Ketika kita berbicara tentang teks dan konteks, pelepasan konteks lama dan pengaplikasian dalam konteks yang baru, kerangka kerja interpretatif yang meliputi penggunaan teori dan pendekatan multidisipliner mutlak diperlukan, baik pendekatan dari disiplin ilmu ekonomi, sosial, politik dan sebagainya. Pendekatan-pendekatan seperti ini sangat jarang digunakan dalam pembuatan hukum di Indonesia, baik dalam praktek formal di Pengadilan Agama ataupun dalam praktek kemasyarakatan.

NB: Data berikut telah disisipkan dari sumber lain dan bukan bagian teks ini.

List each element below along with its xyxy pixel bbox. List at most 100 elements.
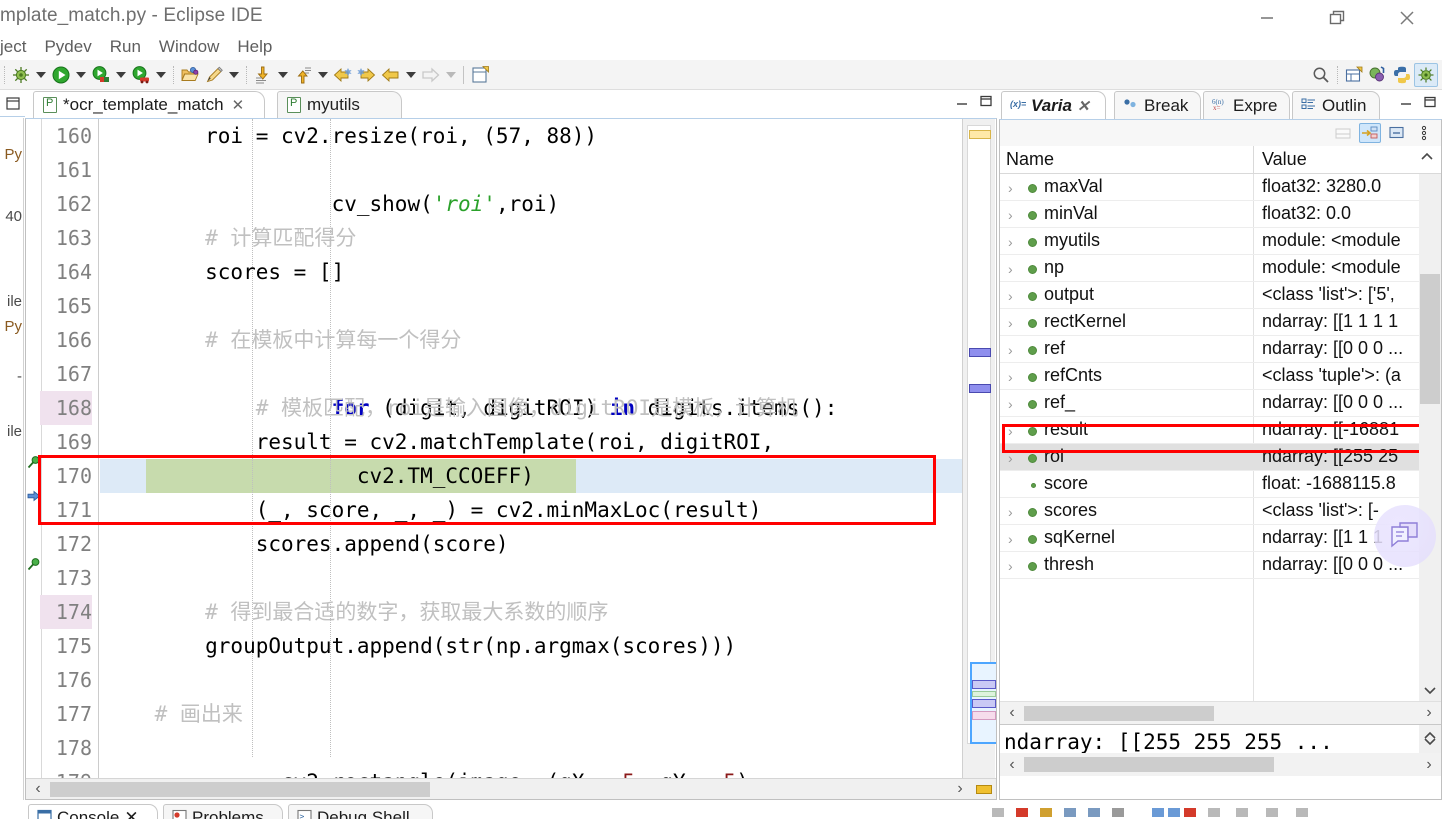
scroll-right-arrow-icon[interactable]: ›	[1417, 756, 1441, 774]
minimize-view-icon[interactable]	[1399, 95, 1413, 114]
scroll-thumb[interactable]	[1024, 705, 1214, 721]
forward-dropdown-arrow[interactable]	[443, 63, 459, 87]
menu-item-project[interactable]: ject	[0, 37, 35, 57]
show-detail-pane-icon[interactable]	[1386, 123, 1408, 143]
table-row[interactable]: › maxVal float32: 3280.0	[1000, 174, 1441, 201]
scroll-track[interactable]	[1024, 705, 1417, 721]
scroll-left-arrow-icon[interactable]: ‹	[1000, 704, 1024, 722]
expand-arrow-icon[interactable]: ›	[1008, 288, 1013, 304]
close-icon[interactable]	[1372, 0, 1442, 36]
variable-detail-pane[interactable]: ndarray: [[255 255 255 ... [255 255 255 …	[1000, 724, 1441, 776]
scroll-thumb[interactable]	[50, 781, 430, 797]
table-row[interactable]: › output <class 'list'>: ['5',	[1000, 282, 1441, 309]
expand-arrow-icon[interactable]: ›	[1008, 261, 1013, 277]
open-perspective-icon[interactable]	[1342, 63, 1366, 87]
table-row[interactable]: › myutils module: <module	[1000, 228, 1441, 255]
column-header-name[interactable]: Name	[1006, 149, 1054, 170]
expand-arrow-icon[interactable]: ›	[1008, 369, 1013, 385]
tab-expressions[interactable]: 6(n) x= Expre	[1203, 91, 1290, 119]
view-menu-icon[interactable]	[1413, 123, 1435, 143]
maximize-view-icon[interactable]	[979, 94, 993, 113]
expand-arrow-icon[interactable]: ›	[1008, 180, 1013, 196]
breakpoint-icon[interactable]	[27, 557, 41, 571]
pydev-perspective-icon[interactable]	[1390, 63, 1414, 87]
previous-annotation-arrow[interactable]	[315, 63, 331, 87]
scroll-track[interactable]	[50, 781, 948, 797]
back-dropdown-arrow[interactable]	[403, 63, 419, 87]
scroll-down-arrow-icon[interactable]	[1419, 730, 1441, 752]
expand-arrow-icon[interactable]: ›	[1008, 315, 1013, 331]
expand-arrow-icon[interactable]: ›	[1008, 531, 1013, 547]
menu-item-pydev[interactable]: Pydev	[35, 37, 100, 57]
tab-breakpoints[interactable]: Break	[1114, 91, 1201, 119]
run-dropdown-arrow[interactable]	[73, 63, 89, 87]
scroll-right-arrow-icon[interactable]: ›	[948, 780, 972, 798]
table-row[interactable]: › ref ndarray: [[0 0 0 ...	[1000, 336, 1441, 363]
tab-outline[interactable]: Outlin	[1292, 91, 1380, 119]
search-icon[interactable]	[1309, 63, 1333, 87]
scroll-thumb[interactable]	[1420, 274, 1440, 404]
next-annotation-arrow[interactable]	[275, 63, 291, 87]
scroll-track[interactable]	[1024, 757, 1417, 772]
breakpoint-icon[interactable]	[27, 455, 41, 469]
minimize-icon[interactable]	[1232, 0, 1302, 36]
forward-history-icon[interactable]	[355, 63, 379, 87]
table-row[interactable]: › result ndarray: [[-16881	[1000, 417, 1441, 444]
table-row[interactable]: › refCnts <class 'tuple'>: (a	[1000, 363, 1441, 390]
open-resource-icon[interactable]	[178, 63, 202, 87]
editor-body[interactable]: 160 161 162 163 164 165 166 167 168 169 …	[25, 118, 997, 800]
run-external-tools-icon[interactable]	[89, 63, 113, 87]
collapse-detail-pane-icon[interactable]	[1332, 123, 1354, 143]
variables-horizontal-scrollbar[interactable]: ‹ ›	[1000, 701, 1441, 724]
table-row[interactable]: › thresh ndarray: [[0 0 0 ...	[1000, 552, 1441, 579]
table-row[interactable]: › np module: <module	[1000, 255, 1441, 282]
pencil-marker-icon[interactable]	[202, 63, 226, 87]
back-history-icon[interactable]	[331, 63, 355, 87]
overview-ruler[interactable]	[962, 119, 996, 778]
tab-variables[interactable]: (x)= Varia ✕	[1001, 91, 1106, 119]
code-text-area[interactable]: roi = cv2.resize(roi, (57, 88)) cv_show(…	[100, 119, 962, 778]
detail-horizontal-scrollbar[interactable]: ‹ ›	[1000, 753, 1441, 776]
debug-perspective-icon[interactable]	[1414, 63, 1438, 87]
table-row[interactable]: › ref_ ndarray: [[0 0 0 ...	[1000, 390, 1441, 417]
table-row[interactable]: › scores <class 'list'>: [-	[1000, 498, 1441, 525]
variables-list[interactable]: › maxVal float32: 3280.0 › minVal float3…	[1000, 174, 1441, 701]
expand-arrow-icon[interactable]: ›	[1008, 450, 1013, 466]
debug-dropdown-arrow[interactable]	[33, 63, 49, 87]
close-icon[interactable]: ✕	[124, 808, 138, 819]
coverage-icon[interactable]	[129, 63, 153, 87]
scroll-right-arrow-icon[interactable]: ›	[1417, 704, 1441, 722]
overview-viewport-thumb[interactable]	[970, 662, 996, 744]
overview-ruler-track[interactable]	[967, 125, 996, 744]
tab-problems[interactable]: Problems	[163, 804, 283, 819]
menu-item-help[interactable]: Help	[228, 37, 281, 57]
menu-item-run[interactable]: Run	[101, 37, 150, 57]
editor-tab-ocr-template-match[interactable]: *ocr_template_match ✕	[33, 91, 265, 118]
scroll-left-arrow-icon[interactable]: ‹	[1000, 756, 1024, 774]
table-row[interactable]: › minVal float32: 0.0	[1000, 201, 1441, 228]
run-external-dropdown-arrow[interactable]	[113, 63, 129, 87]
expand-arrow-icon[interactable]: ›	[1008, 234, 1013, 250]
column-header-value[interactable]: Value	[1262, 149, 1307, 170]
close-icon[interactable]: ✕	[1077, 97, 1090, 115]
scroll-left-arrow-icon[interactable]: ‹	[26, 780, 50, 798]
debug-icon[interactable]	[9, 63, 33, 87]
menu-item-window[interactable]: Window	[150, 37, 228, 57]
perspective-icon[interactable]	[1366, 63, 1390, 87]
editor-horizontal-scrollbar[interactable]: ‹ ›	[26, 778, 996, 799]
marker-dropdown-arrow[interactable]	[226, 63, 242, 87]
expand-arrow-icon[interactable]: ›	[1008, 423, 1013, 439]
new-editor-icon[interactable]	[468, 63, 492, 87]
tab-debug-shell[interactable]: > Debug Shell	[288, 804, 433, 819]
next-annotation-icon[interactable]	[251, 63, 275, 87]
table-row[interactable]: › rectKernel ndarray: [[1 1 1 1	[1000, 309, 1441, 336]
column-divider[interactable]	[1253, 146, 1254, 173]
expand-arrow-icon[interactable]: ›	[1008, 207, 1013, 223]
coverage-dropdown-arrow[interactable]	[153, 63, 169, 87]
left-panel-tab[interactable]	[0, 90, 25, 117]
expand-arrow-icon[interactable]: ›	[1008, 504, 1013, 520]
restore-icon[interactable]	[1302, 0, 1372, 36]
maximize-view-icon[interactable]	[1423, 95, 1437, 114]
scroll-up-arrow-icon[interactable]	[1419, 150, 1435, 167]
table-row[interactable]: score float: -1688115.8	[1000, 471, 1441, 498]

Konsekuensinya adalah terciptanya gap yang begitu lebar antara what ought to be (apa yang seharusnya) dan what is (apa yang terjadi), atau antara law on the books dengan law in action yang terwujud dalam adat/ tradisi (the living law).

Dalam perkembangan terakhir, yakni munculnya KHI (kompilasi Hukum Islam), pendekatan sosiologis sudah tampak dengan jelas penggunaanya melalui pasal-pasalnya yang banyak melakukan kompromi dengan adat kebiasaan yang berlaku. Meskipun demikian, sebuah bentuk metodologi yang baku dan konsisten masih belum terlihat dalam KHI, sehingga ketidak ajegan istinbath hukum Islam kerap kali terjadi. Kerancuan metodologi hanya akan lebih banyak mewariskan kebingungan dari pada merangsang kreatifitas untuk berijtihad dan menciptakan kepastian hukum (legal necessity).

Ketidak pastian metodologi pengambilan hukum dalam KHI ini bisa jadi juga disebabkan oleh munculnya tekanan kepentingan politik yang begitu kuat, sehingga mengharuskan suatu pilihan hukum yang berbeda dengan pilihan hukum yang wajar yang akan didapat dari metodologi yang diambil secara normal.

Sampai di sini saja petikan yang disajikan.